Q What about other types of phones? Do they suffer the same kinds of battery issues, including shutdowns, as iPhones? And how do those manufactur­ers deal with it?

This may be the hardest question to answer. Apple claims processor demands of a weakened battery cause system shutdowns, and that this is largely the nature of lithium-ion battery technology. But it’s also a function of the way the rest of the iPhone’s hardware deals with the issue.

This is purely anecdotal, but I have occasional­ly heard from owners of Android phones who have experience­d sudden shutdowns. More often, I hear from Android owners whose devices have slowed over time particular­ly if they are users of phones made by Samsung, LG, HTC or other manufactur­ers who customize Android heavily. But chances are, that’s not happening because of an aging battery.

Tech site The Verge has queried the big makers of Android phones, and so far all those that have answered - including Samsung and LG - say they don’t take the same approach as Apple. But they also don’t say whether their phones are prone to sudden shutdowns when their batteries age, either.

Q Why didn’t Apple explain what was happening sooner?

Time and again, Apple’s secretive nature comes back to bite it, and this is just the latest example.
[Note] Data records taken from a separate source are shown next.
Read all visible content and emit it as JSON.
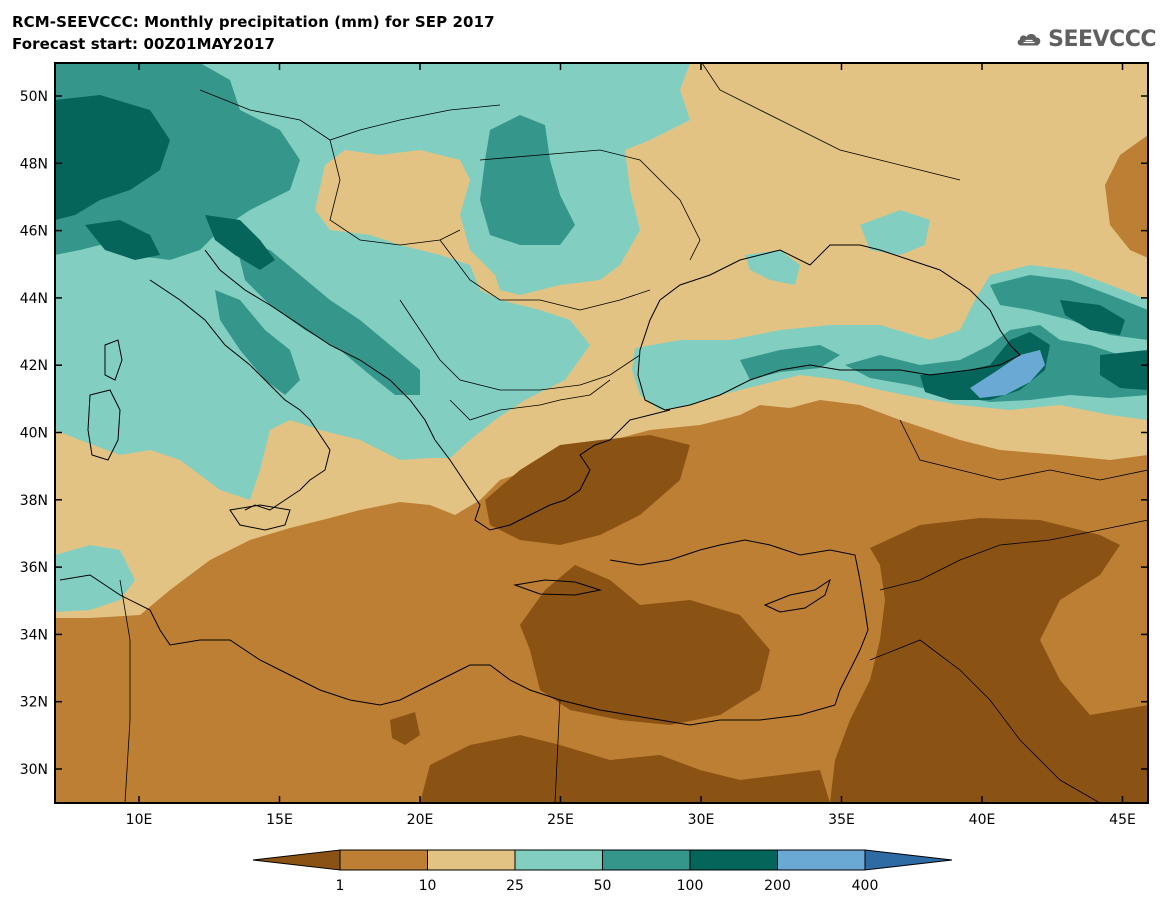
{
  "title": {
    "line1": "RCM-SEEVCCC: Monthly precipitation (mm) for SEP 2017",
    "line2": "Forecast start: 00Z01MAY2017"
  },
  "logo": {
    "text": "SEEVCCC",
    "icon": "cloud-icon"
  },
  "map": {
    "lat_labels": [
      "50N",
      "48N",
      "46N",
      "44N",
      "42N",
      "40N",
      "38N",
      "36N",
      "34N",
      "32N",
      "30N"
    ],
    "lon_labels": [
      "10E",
      "15E",
      "20E",
      "25E",
      "30E",
      "35E",
      "40E",
      "45E"
    ]
  },
  "colorbar": {
    "tick_labels": [
      "1",
      "10",
      "25",
      "50",
      "100",
      "200",
      "400"
    ],
    "colors": [
      "#8a5213",
      "#bd7f33",
      "#e3c383",
      "#82cfc2",
      "#35968b",
      "#05655a",
      "#6aa9d3",
      "#2e6aa4"
    ]
  }
}
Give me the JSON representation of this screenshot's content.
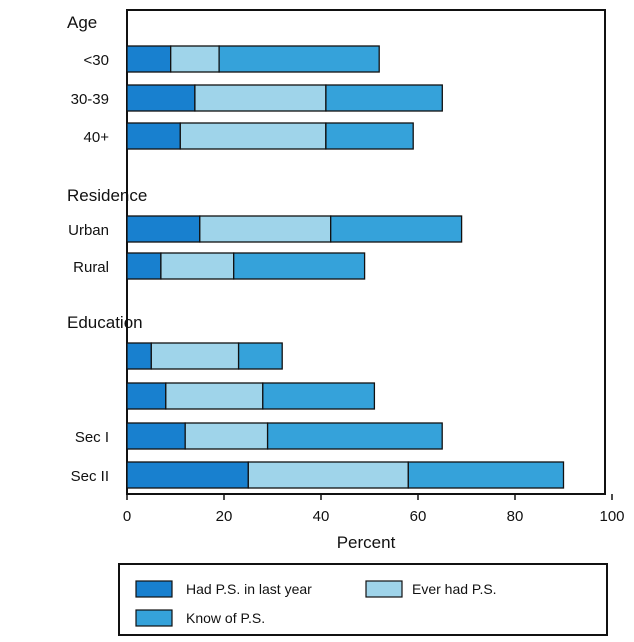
{
  "chart_data": {
    "type": "bar",
    "orientation": "horizontal",
    "stacked": true,
    "xlabel": "Percent",
    "xlim": [
      0,
      100
    ],
    "x_ticks": [
      0,
      20,
      40,
      60,
      80,
      100
    ],
    "groups": [
      {
        "label": "Age",
        "rows": [
          {
            "label": "<30",
            "values": [
              9,
              10,
              33
            ]
          },
          {
            "label": "30-39",
            "values": [
              14,
              27,
              24
            ]
          },
          {
            "label": "40+",
            "values": [
              11,
              30,
              18
            ]
          }
        ]
      },
      {
        "label": "Residence",
        "rows": [
          {
            "label": "Urban",
            "values": [
              15,
              27,
              27
            ]
          },
          {
            "label": "Rural",
            "values": [
              7,
              15,
              27
            ]
          }
        ]
      },
      {
        "label": "Education",
        "rows": [
          {
            "label": "",
            "values": [
              5,
              18,
              9
            ]
          },
          {
            "label": "",
            "values": [
              8,
              20,
              23
            ]
          },
          {
            "label": "Sec I",
            "values": [
              12,
              17,
              36
            ]
          },
          {
            "label": "Sec II",
            "values": [
              25,
              33,
              32
            ]
          }
        ]
      }
    ],
    "series": [
      {
        "name": "Had P.S. in last year",
        "color": "#1880cf"
      },
      {
        "name": "Ever had P.S.",
        "color": "#9fd4ea"
      },
      {
        "name": "Know of P.S.",
        "color": "#35a2da"
      }
    ],
    "legend_position": "bottom",
    "grid": false
  }
}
In this instance, there was a growing public suspicion that Apple was engaged in planned obsolescen­ce, deliberate­ly nudging its customers toward forking over cash for the latest iPhone. It had become something of a running — if annoying — joke, to the point that some tech journalist­s were writing mythbustin­g columns on the subject.

Then, some iPhone users noted on Reddit that their sluggish devices regained lost performanc­e when their batteries were replaced. The engineers at Geekbench ran the numbers and, sure enough, there was a linkage between aging batteries and iPhone performanc­e. Only then did Apple speak up, explaining what was going on.

Apple had a chance to be transparen­t when iOS 10.2.1 was released. The company told TechCrunch that a software fix for iPhone shutdowns was included. But Apple did NOT say how the fix worked, or what the side effects were. They probably could have avoided public relations pain and maybe some lawsuits if they had.